The movie Gattaca explored this a bit. People in the film are heavily defined by their engineering. They might not BE just engineered, but being superior, or inferior is all encompassing. It becomes all they are.

In the film it is a bit of a curse even for the best. Jerome failed (got a silver medal) at something and can't recover. His medal only turns to gold at the very end.

2 comments

Gattaca didn't explore actual superiority of genetically engineered humans. It was mostly about a guy cheating his way through through a surveillance state that openly discriminates against humans with inferior genes. The scary aspect was that everyone blindly trusted the gene scanner to be infallible (proven wrong by the protagonist). Whether the scanner was based on genetics, machine learning or your eye color didn't actually matter to the story.
> The scary aspect was that everyone blindly trusted the gene scanner to be infallible (proven wrong by the protagonist).

It's been a while since I've seen the movie but the protagonist didn't prove that the gene scanner could fail. He just cheated his way through it by using a health person's DNA evidence.

In fact, the final(?) scene of the movie proved the exact opposite of your claim. Again, it's been a while, but I believe the protagonist was just about to board the rocket when he was surprised by one final DNA scan and as he didn't expect it to be there he knew he couldn't cheat through it. It was heavily implied, if not told to us, that the person who operated the scanner saw the scan report and should have turned him away if he followed protocol, but he let the protagonist through anyway. I wanna say the scanner person quipped about how the protagonist must have been qualified if he could go through the training program with his non-GMO'd genes.

The movie isn't about a surveillance state. It was about a hypothetical future where nobody was conceived naturally anymore. Everybody was conceived with pre-selected genes which I imagine improved physical and mental prowess while also eliminating deadly diseases and defects. The protagonist was naturally conceived and as a consequence he had eyesight problems and I want to say asthma as well. I had the impression that they didn't want to accept astronauts with say asthma because they would rather just not have to deal with that problem to begin with.

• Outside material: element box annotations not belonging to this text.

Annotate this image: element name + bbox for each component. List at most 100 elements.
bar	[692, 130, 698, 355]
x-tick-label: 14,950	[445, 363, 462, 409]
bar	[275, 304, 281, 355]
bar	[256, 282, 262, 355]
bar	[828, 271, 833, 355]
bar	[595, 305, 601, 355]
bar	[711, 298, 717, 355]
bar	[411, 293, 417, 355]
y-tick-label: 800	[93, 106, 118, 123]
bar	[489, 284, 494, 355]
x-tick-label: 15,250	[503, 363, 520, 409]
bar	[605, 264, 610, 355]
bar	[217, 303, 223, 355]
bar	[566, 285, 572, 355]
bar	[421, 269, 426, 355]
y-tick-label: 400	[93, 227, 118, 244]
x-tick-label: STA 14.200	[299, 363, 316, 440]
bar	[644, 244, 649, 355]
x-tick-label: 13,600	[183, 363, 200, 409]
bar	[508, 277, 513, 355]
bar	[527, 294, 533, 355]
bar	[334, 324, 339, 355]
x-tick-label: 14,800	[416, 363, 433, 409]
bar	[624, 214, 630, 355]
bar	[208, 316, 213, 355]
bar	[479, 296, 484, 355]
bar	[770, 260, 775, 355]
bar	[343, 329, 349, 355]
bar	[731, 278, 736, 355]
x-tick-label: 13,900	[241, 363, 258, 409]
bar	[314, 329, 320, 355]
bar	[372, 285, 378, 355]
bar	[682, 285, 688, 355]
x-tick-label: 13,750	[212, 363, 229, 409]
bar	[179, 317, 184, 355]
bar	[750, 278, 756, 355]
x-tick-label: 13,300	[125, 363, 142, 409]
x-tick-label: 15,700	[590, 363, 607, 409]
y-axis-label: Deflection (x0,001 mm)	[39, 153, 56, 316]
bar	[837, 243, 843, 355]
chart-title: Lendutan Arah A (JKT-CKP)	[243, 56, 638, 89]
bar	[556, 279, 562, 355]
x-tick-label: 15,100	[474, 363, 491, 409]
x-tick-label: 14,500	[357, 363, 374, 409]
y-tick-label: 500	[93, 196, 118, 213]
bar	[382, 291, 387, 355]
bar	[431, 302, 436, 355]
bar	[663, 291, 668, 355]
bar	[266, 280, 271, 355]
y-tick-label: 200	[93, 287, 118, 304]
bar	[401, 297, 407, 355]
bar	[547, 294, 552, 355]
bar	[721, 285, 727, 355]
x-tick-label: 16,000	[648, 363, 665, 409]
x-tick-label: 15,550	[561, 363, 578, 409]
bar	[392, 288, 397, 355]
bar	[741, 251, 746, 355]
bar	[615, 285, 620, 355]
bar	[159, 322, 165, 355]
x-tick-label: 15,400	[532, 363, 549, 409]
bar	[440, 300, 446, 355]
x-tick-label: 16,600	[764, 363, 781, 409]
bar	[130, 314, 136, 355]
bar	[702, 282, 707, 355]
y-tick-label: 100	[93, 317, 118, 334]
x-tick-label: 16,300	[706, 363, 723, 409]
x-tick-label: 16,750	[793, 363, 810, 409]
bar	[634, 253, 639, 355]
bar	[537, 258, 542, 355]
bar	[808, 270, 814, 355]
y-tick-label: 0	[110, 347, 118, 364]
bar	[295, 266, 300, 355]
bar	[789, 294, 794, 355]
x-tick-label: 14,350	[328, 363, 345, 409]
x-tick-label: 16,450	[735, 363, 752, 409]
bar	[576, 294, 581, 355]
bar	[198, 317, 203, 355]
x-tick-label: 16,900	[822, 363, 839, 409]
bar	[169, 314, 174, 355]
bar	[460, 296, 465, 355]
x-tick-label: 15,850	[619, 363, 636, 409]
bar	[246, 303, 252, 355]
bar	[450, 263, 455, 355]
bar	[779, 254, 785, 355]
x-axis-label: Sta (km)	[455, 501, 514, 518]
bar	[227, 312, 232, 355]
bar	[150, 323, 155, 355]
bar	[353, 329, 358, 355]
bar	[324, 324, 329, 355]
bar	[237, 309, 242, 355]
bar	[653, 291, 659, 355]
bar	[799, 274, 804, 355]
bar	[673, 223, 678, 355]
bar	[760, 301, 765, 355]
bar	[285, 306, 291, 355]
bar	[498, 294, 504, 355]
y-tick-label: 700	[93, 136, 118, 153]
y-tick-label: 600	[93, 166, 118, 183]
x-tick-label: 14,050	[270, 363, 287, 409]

Perhaps I’m misremembering the film, but I don’t think anything was proven wrong in the film? ISTR it was always understood that the genetic evaluation gave a measured “chance” of this or that, but that society had decided that people with bad chances weren’t even worth the risk of being a bad investment.
What about Jerome?

He wasn't a bit character.

Many people have trouble communicating with the younger generation because they have their own ways and use technology more intuitively.

Now imagine the generational gap if the youth is 20% smarter than their parents.